The external flashbacks that frequently interrupt the narrative fill us in on what really happened on that fateful day many years ago, when the two brothers were ‘ticking off’ school: a young girl had been brutally murdered. And, despite Mikey taking all the blame for the crime at the time, it eventually emerges that it was, in fact, Paul ‘who-dun-it’. This revelation, when it comes, is by no means surprising: all the hints at Paul’s wickedness and estranging unreliability up until that point are too obvious and repetitive. We can now, as careful readers, finally congratulate ourselves on having ‘known it all along’.
What this disclosure does, however, is make us doubt and question absolutely everything we have been told before: what was real, and what was merely a figment of Paul’s deranged imagination? Remarkably, this early revelation by no means impedes the novel’s suspense, as we still want to find out the true reason for Paul’s unreliability: it is never quite certain whether Paul’s unreliable narration derives from a premeditated, sinister and devious motive; whether it serves as a coping mechanism; or whether it, in fact, represents the ravings of a remorseless madman. And, Shand masterfully keeps us guessing until the (slightly confusing and perhaps unnecessarily overladen) end.
Fallow owes much to its predecessors of Scottish literature. When it comes to animal cruelty and the genuinely disturbing psychosis of a deranged protagonist, parallels to Iain Banks’s The Wasp Factory could certainly be drawn.
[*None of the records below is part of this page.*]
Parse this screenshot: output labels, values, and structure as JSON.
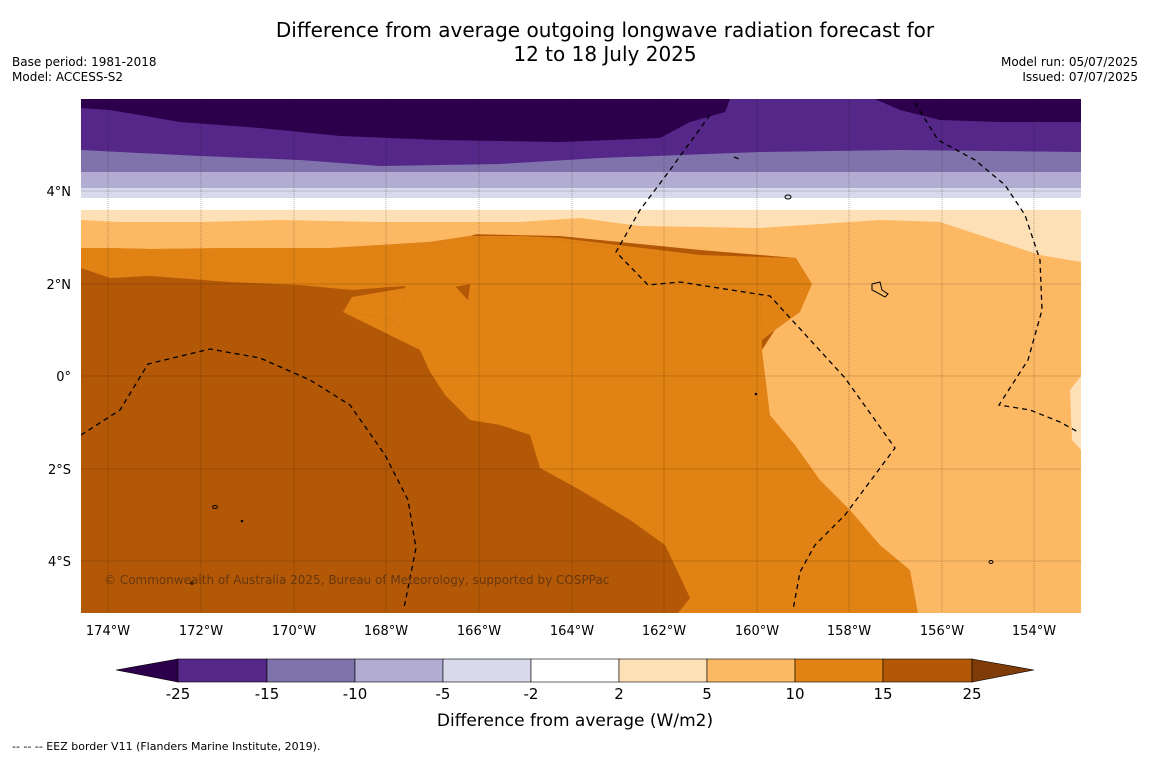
{
  "title": {
    "line1": "Difference from average outgoing longwave radiation forecast for",
    "line2": "12 to 18 July 2025"
  },
  "meta_left": {
    "base_period": "Base period: 1981-2018",
    "model": "Model: ACCESS-S2"
  },
  "meta_right": {
    "model_run": "Model run: 05/07/2025",
    "issued": "Issued: 07/07/2025"
  },
  "map": {
    "lon_labels": [
      "174°W",
      "172°W",
      "170°W",
      "168°W",
      "166°W",
      "164°W",
      "162°W",
      "160°W",
      "158°W",
      "156°W",
      "154°W"
    ],
    "lat_labels": [
      "4°N",
      "2°N",
      "0°",
      "2°S",
      "4°S"
    ],
    "copyright": "© Commonwealth of Australia 2025, Bureau of Meteorology, supported by COSPPac"
  },
  "colorbar": {
    "ticks": [
      "-25",
      "-15",
      "-10",
      "-5",
      "-2",
      "2",
      "5",
      "10",
      "15",
      "25"
    ],
    "colors": [
      "#2d004b",
      "#542788",
      "#8073ac",
      "#b2abd2",
      "#d8daeb",
      "#ffffff",
      "#fee0b6",
      "#fdb863",
      "#e08214",
      "#b35806",
      "#7f3b08"
    ],
    "label": "Difference from average (W/m2)"
  },
  "footnote": "--  --  -- EEZ border V11 (Flanders Marine Institute, 2019)."
}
With regard to the matter-of-fact treatment of the various killings committed and the novel’s morose, laconic dialogue Magnus Mills’s ‘Scottish novel’ The Restraint of Beasts comes to mind. As regards unreliable narration, and doppelgänger or evil-sibling tropes, there are also some recognizable undertones and echoes of Robert Louis Stevenson’s Dr Jekyll and Mr Hyde, Kidnapped and The Master of Ballantrae as well as James Hogg’s Confessions of a Justified Sinner. Moreover, Paul’s conceit as well as his thrawn and fanatical determination to ‘show them all’ are somewhat reminiscent of Scotland’s two great literary bullies, John Gourlay from George Douglas Brown’s The House With the Green Shutters, and James Brodie from A. J. Cronin’s Hatter’s Castle. We even have a nod towards Renton’s famous sermon-at-the-bottom-of-the-mount.
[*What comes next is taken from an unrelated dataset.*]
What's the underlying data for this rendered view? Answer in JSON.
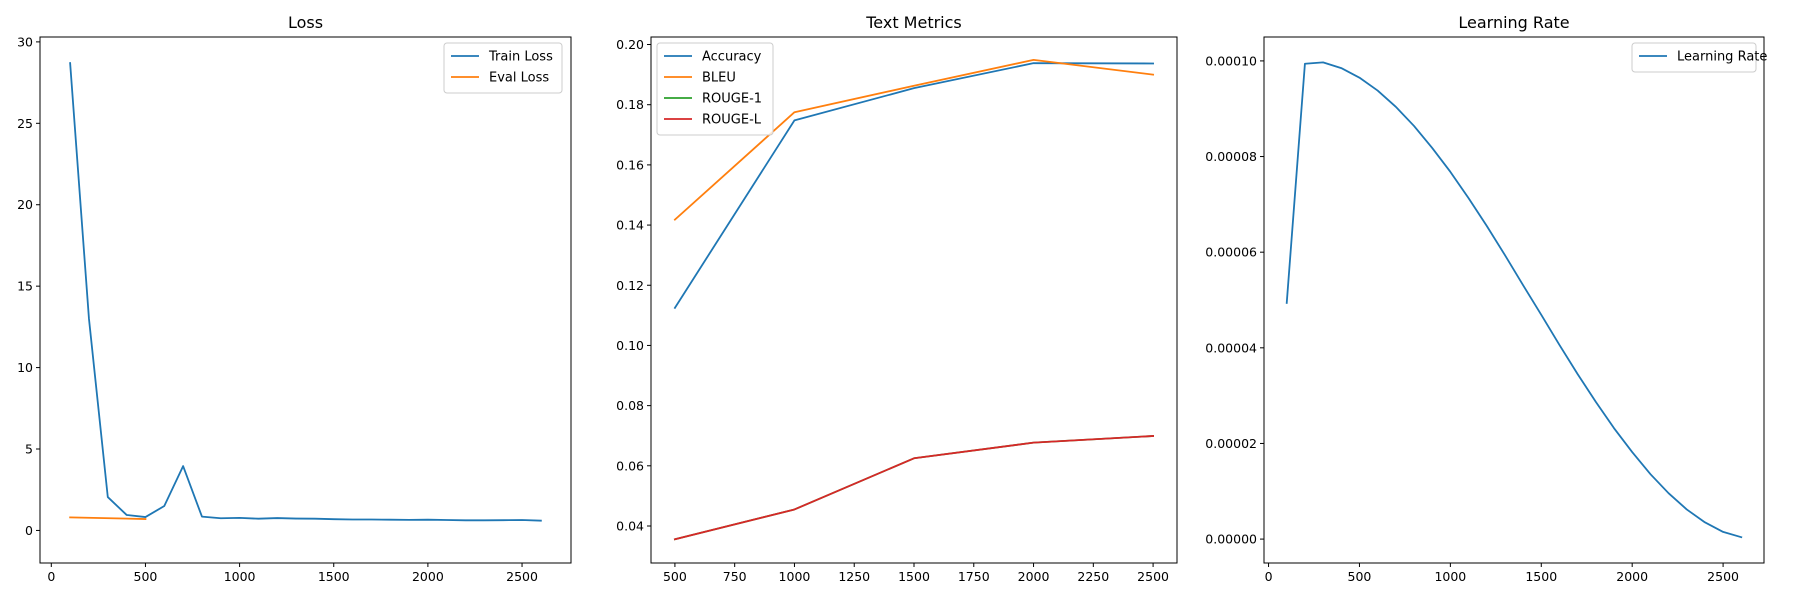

In Fallow, Daniel Shand puts these influences to excellent use to present us with a truly harrowing tale that self-assuredly combines picaresque elements with a fascinating psychological study. Shand’s debut novel is at times darkly comic, at others disturbingly unnerving. The powerful characters, the creative use of language, and the strong settings are particularly effective. And, notwithstanding some minor shortcomings, Fallow remains an exhilarating and gripping read indeed, albeit not one for the faint-hearted.